La Nemes alla destra di Aenea aveva già preso un ago e un rocchetto di filo grosso. Esitò e guardò Albedo per avere ordini.

«Aspetta» disse il consigliere.

«Volevate che il vostro parassitismo neurale fosse più diretto» riprese Aenea. «Così i vostri miliardi di entità del Nucleo formarono ciascuna la propria matrice contenitiva in forma di crucimorfo e si attaccarono direttamente all’ospite umano. Ciascun individuo del Nucleo aveva ora un proprio ospite umano in cui vivere e da distruggere a piacere. Voi rimanete collegati mediante le vecchie sfere dati e i nodi della nuova megasfera della propulsione Gideon, ma vi piace molto abitare così vicino alla vostra fonte di cibo…»

Albedo gettò indietro la testa e scoppiò a ridere, mettendo in mostra denti perfetti. Aprì le braccia e si girò verso i tre ologrammi. «Un meraviglioso divertimento» disse, ancora ridacchiando. «Avete preparato tutto questo per il suo interrogatorio…» agitò le dita dalle unghie ben curate per indicare genericamente la cella sotterranea, il lucernario, le sbarre trasversali su cui Aenea era stretta nelle morse «e finisce che la ragazza gioca con la vostra mente. Pure e semplici sciocchezze. Ma molto divertenti.»

Il cardinale Mustafa, il cardinale Lourdusamy e monsignor Oddi guardavano con grande attenzione il consigliere Albedo, ma ciascuno si toccava il petto.

L’ologramma di Lourdusamy si alzò dall’invisibile poltrona e si accostò al margine della grata. L’illusione era così perfetta che Aenea credette di udire il lieve fruscio della croce pettorale appesa alla funicella di seta rossa; la funicella era intrecciata con filo d’oro e terminava in un grosso fiocco rosso e oro. Aenea si concentrò sulla croce dondolante e sulla funicella di seta, per non pensare all’atroce dolore delle mani mutilate. Sentiva il veleno diffondersi silenziosamente nelle membra e nel corpo, come le metastasi e i nematodi di un crucimorfo in crescita. Sorrise: avrebbero potuto farle qualsiasi cosa, ma le cellule e il sangue del suo corpo non avrebbero mai accettato il crucimorfo.

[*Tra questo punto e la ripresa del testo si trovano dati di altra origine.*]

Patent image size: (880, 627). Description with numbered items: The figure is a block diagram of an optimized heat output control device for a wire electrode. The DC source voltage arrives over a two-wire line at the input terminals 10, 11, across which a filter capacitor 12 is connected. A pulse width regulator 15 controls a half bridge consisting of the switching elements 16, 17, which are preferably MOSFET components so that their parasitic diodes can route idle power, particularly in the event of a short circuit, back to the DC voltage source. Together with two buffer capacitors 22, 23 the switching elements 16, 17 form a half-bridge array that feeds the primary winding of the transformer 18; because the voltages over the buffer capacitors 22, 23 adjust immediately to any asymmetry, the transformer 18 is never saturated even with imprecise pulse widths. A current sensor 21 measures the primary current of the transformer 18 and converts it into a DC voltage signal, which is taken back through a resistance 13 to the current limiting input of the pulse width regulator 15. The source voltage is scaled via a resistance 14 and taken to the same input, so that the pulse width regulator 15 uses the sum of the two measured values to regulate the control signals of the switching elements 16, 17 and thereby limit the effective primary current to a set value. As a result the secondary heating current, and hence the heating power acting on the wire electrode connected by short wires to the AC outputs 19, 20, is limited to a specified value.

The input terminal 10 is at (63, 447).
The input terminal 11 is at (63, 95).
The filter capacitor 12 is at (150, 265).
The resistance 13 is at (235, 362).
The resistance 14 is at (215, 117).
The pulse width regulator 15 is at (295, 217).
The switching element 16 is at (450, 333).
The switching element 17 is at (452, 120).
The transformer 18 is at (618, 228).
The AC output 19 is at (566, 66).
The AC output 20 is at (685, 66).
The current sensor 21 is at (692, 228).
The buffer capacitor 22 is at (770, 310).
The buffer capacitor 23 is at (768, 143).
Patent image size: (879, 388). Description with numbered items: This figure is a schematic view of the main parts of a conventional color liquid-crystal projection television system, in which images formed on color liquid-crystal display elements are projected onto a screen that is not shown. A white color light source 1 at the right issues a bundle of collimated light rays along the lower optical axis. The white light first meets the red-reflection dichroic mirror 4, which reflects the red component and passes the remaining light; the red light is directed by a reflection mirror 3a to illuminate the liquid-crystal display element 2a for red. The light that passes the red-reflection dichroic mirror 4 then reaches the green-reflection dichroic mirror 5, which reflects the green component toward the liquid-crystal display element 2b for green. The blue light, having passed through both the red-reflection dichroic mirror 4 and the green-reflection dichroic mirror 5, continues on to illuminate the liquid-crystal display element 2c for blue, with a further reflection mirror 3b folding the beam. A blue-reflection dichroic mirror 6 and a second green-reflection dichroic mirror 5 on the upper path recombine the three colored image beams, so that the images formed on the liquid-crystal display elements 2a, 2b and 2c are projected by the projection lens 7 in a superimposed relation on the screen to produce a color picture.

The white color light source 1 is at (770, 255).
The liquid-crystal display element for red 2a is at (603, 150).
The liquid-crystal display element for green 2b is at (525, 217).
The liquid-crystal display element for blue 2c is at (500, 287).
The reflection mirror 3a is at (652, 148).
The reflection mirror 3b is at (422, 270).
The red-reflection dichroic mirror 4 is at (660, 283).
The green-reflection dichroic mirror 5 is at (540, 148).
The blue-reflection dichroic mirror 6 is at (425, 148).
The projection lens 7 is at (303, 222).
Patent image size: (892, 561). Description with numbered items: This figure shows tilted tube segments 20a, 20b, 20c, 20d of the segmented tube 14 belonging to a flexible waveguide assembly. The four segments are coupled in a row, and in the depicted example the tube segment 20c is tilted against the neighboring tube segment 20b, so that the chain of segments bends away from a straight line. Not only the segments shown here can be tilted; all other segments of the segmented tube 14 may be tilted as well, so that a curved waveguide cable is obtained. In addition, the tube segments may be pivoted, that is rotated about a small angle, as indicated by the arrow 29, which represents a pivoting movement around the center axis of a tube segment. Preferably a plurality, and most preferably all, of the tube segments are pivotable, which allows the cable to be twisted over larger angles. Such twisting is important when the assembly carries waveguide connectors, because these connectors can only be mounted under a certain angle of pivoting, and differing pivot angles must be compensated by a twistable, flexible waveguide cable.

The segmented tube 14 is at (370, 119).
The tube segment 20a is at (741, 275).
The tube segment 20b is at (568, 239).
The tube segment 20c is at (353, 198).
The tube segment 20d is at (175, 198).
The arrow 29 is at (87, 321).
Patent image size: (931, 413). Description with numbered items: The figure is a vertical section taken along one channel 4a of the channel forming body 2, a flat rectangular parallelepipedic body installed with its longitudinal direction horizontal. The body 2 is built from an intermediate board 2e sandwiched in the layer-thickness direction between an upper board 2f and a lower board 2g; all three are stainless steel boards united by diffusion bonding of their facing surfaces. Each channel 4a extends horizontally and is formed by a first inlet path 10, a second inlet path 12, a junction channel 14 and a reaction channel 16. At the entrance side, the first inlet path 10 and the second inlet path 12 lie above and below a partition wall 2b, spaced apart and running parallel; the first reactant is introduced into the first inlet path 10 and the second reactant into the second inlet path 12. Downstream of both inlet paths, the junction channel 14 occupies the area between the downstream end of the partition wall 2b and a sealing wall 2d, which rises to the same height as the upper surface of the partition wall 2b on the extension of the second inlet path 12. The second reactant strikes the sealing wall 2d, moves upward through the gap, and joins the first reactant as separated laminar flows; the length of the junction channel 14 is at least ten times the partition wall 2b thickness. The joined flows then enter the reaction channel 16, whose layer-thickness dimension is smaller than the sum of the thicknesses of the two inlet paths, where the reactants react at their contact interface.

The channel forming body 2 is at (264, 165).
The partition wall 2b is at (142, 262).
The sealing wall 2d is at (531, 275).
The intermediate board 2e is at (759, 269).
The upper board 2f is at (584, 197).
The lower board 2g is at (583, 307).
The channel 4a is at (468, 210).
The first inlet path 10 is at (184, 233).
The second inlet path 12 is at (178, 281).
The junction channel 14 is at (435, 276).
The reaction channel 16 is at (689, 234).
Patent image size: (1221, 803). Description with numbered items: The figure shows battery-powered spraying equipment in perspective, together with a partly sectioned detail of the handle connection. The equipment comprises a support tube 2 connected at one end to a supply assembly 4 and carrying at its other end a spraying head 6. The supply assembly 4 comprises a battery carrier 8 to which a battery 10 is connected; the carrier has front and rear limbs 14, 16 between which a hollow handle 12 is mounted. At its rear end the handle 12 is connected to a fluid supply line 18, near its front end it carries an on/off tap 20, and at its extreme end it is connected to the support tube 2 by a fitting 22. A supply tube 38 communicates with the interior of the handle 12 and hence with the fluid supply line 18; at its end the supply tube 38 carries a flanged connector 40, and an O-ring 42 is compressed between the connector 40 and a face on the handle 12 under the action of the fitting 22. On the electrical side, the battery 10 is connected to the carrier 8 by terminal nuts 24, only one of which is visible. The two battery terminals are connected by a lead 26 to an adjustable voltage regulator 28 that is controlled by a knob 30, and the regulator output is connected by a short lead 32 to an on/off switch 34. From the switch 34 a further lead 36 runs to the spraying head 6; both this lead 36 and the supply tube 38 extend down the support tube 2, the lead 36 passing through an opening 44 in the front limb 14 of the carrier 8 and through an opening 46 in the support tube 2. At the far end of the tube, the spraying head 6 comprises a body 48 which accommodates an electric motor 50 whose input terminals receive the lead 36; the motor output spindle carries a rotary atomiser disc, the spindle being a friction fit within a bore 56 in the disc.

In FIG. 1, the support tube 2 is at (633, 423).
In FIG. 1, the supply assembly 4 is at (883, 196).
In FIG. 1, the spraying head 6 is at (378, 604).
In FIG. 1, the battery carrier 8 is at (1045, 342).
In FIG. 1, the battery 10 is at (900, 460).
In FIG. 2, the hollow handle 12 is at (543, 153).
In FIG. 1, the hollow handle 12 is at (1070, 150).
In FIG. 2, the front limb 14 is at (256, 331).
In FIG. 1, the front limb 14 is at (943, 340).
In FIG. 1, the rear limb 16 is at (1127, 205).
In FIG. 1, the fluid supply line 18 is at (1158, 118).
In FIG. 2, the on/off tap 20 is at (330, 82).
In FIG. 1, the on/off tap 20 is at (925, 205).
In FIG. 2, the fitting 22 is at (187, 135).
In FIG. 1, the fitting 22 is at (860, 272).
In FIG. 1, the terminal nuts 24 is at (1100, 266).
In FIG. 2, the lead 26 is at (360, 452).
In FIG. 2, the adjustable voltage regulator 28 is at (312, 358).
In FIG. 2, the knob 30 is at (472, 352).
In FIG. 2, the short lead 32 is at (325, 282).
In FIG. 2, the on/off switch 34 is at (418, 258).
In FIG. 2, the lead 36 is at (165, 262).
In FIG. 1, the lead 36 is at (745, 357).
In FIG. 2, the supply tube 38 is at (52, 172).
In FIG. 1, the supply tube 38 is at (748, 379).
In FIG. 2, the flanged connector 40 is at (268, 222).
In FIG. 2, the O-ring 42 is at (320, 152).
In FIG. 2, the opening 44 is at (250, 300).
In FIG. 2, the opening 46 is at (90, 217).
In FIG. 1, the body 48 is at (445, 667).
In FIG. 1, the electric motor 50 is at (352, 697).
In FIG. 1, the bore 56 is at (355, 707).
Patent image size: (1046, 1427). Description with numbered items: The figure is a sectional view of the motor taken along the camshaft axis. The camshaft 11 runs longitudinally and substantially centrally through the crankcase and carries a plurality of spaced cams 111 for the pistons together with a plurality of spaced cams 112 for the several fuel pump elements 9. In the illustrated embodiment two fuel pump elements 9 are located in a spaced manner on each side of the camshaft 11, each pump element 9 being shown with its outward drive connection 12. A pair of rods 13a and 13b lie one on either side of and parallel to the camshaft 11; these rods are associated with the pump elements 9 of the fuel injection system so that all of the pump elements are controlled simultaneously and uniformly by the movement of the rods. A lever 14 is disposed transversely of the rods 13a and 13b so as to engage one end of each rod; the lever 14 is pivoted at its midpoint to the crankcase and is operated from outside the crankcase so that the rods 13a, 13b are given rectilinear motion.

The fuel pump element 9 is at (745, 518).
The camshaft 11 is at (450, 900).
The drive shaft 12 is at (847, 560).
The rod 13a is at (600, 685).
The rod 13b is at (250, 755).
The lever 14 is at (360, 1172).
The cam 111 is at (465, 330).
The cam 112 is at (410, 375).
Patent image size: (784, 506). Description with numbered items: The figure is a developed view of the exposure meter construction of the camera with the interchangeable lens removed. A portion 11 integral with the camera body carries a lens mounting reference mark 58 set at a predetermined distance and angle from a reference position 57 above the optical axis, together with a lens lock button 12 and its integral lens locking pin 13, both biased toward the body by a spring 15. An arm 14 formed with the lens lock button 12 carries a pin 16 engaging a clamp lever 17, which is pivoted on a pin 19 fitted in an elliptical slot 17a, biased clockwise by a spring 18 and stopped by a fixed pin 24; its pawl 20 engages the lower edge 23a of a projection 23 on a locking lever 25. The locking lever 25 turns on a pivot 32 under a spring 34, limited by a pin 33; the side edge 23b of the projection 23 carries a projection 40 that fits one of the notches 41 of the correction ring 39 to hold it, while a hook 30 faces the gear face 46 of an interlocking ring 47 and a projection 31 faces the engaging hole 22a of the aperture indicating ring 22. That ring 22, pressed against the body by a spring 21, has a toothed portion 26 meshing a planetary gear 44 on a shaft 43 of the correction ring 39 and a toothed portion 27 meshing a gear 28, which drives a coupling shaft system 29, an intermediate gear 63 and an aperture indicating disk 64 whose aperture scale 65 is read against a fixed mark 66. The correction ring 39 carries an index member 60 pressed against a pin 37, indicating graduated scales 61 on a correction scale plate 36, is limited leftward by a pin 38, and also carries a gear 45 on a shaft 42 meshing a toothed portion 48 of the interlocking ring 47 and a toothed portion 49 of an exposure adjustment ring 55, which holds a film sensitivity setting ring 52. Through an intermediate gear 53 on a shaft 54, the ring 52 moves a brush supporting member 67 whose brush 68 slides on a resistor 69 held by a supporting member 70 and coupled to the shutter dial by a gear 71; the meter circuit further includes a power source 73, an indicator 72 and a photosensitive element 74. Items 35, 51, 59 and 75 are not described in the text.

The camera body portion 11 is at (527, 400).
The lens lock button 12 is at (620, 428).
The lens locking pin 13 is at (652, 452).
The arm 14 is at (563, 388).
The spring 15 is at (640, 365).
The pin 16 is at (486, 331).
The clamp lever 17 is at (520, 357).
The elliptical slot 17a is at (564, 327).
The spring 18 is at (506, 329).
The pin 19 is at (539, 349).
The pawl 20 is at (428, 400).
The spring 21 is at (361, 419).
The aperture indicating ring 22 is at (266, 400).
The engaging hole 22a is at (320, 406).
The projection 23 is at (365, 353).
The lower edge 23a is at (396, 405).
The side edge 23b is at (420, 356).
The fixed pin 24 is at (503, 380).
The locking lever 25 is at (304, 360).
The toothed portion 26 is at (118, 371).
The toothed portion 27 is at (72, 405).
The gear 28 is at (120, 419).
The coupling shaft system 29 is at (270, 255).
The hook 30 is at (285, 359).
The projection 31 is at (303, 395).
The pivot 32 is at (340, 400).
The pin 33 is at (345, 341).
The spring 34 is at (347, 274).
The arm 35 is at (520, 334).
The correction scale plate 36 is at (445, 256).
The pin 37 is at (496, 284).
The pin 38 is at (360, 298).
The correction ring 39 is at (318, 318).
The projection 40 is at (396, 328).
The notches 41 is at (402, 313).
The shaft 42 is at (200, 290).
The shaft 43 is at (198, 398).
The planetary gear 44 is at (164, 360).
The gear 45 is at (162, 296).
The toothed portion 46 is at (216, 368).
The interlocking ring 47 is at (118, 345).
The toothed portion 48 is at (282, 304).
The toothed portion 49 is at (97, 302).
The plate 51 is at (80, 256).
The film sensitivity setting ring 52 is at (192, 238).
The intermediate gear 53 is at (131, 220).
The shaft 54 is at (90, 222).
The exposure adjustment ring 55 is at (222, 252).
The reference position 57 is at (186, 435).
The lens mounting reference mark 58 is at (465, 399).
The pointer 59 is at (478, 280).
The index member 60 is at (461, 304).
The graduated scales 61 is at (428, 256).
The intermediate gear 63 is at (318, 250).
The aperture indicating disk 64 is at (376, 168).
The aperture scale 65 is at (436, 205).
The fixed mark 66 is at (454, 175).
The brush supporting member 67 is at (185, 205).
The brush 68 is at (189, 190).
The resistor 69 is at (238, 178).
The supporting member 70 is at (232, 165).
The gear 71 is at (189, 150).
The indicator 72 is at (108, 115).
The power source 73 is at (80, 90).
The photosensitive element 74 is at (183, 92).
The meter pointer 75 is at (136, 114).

«Ciò che dici è interessante, figlia mia, ma privo d’importanza» mormorò il cardinale Lourdusamy. «E tutto questo…» con un rapido movimento delle dita tozze e grassocce indicò le ferite e la nudità di Aenea, come se ne fosse contrariato «è molto spiacevole.» Si sporse verso di lei e parve trapassarla con lo sguardo degli occhietti porcini e intelligenti. «E niente affatto necessario. Rispondi alle domande del consigliere.»

Aenea alzò la testa e guardò negli occhi il gigantesco cardinale. «Vuole sapere come ci si teleporta senza teleporter?»

Il cardinale Lourdusamy si umettò le labbra sottili. «Sì, sì.»

Aenea sorrise. «Semplice, eminenza. Deve solo partecipare ad alcune lezioni, imparare che si può apprendere il linguaggio dei morti, il linguaggio dei vivi, che si può udire la musica delle sfere, e poi fare comunione col mio sangue o col sangue di uno dei miei seguaci che ha bevuto il vino.»

Il cardinale Lourdusamy indietreggiò come schiaffeggiato. Alzò la croce pettorale e la tenne davanti a sé come uno scudo. «Bestemmia!» sbraitò. «Jesus Cristus est primogenitus mortuorum; ipsi gloria et imperium in saecula saeculorum!»

«Gesù Cristo fu il primo a nascere dai morti» replicò piano Aenea, con l’occhio che le brillava per il riflesso luminoso della croce. «E voi dovreste rendergli gloria! E sovranità, se così scegliete. Ma non è mai stata sua intenzione che gli esseri umani fossero richiamati dalla morte come cavie di laboratorio, a seconda del capriccio di macchine pensanti…»

«Nemes» ordinò seccamente Albedo, e stavolta non vi fu contrordine. Il clone di Nemes si scostò dalla parete e si accostò alla grata, estese unghie di cinque centimetri e graffiò le guance di Aenea, proprio sotto gli occhi, recidendo i muscoli e mettendo a nudo, nell’aspra luce, l’osso degli zigomi. Aenea emise un lungo, orribile sospiro e si accasciò all’indietro contro l’intelaiatura. Nemes sporse il viso e mise in mostra i denti piccoli e acuminati in un ampio sogghigno. Il suo alito sapeva di carogna.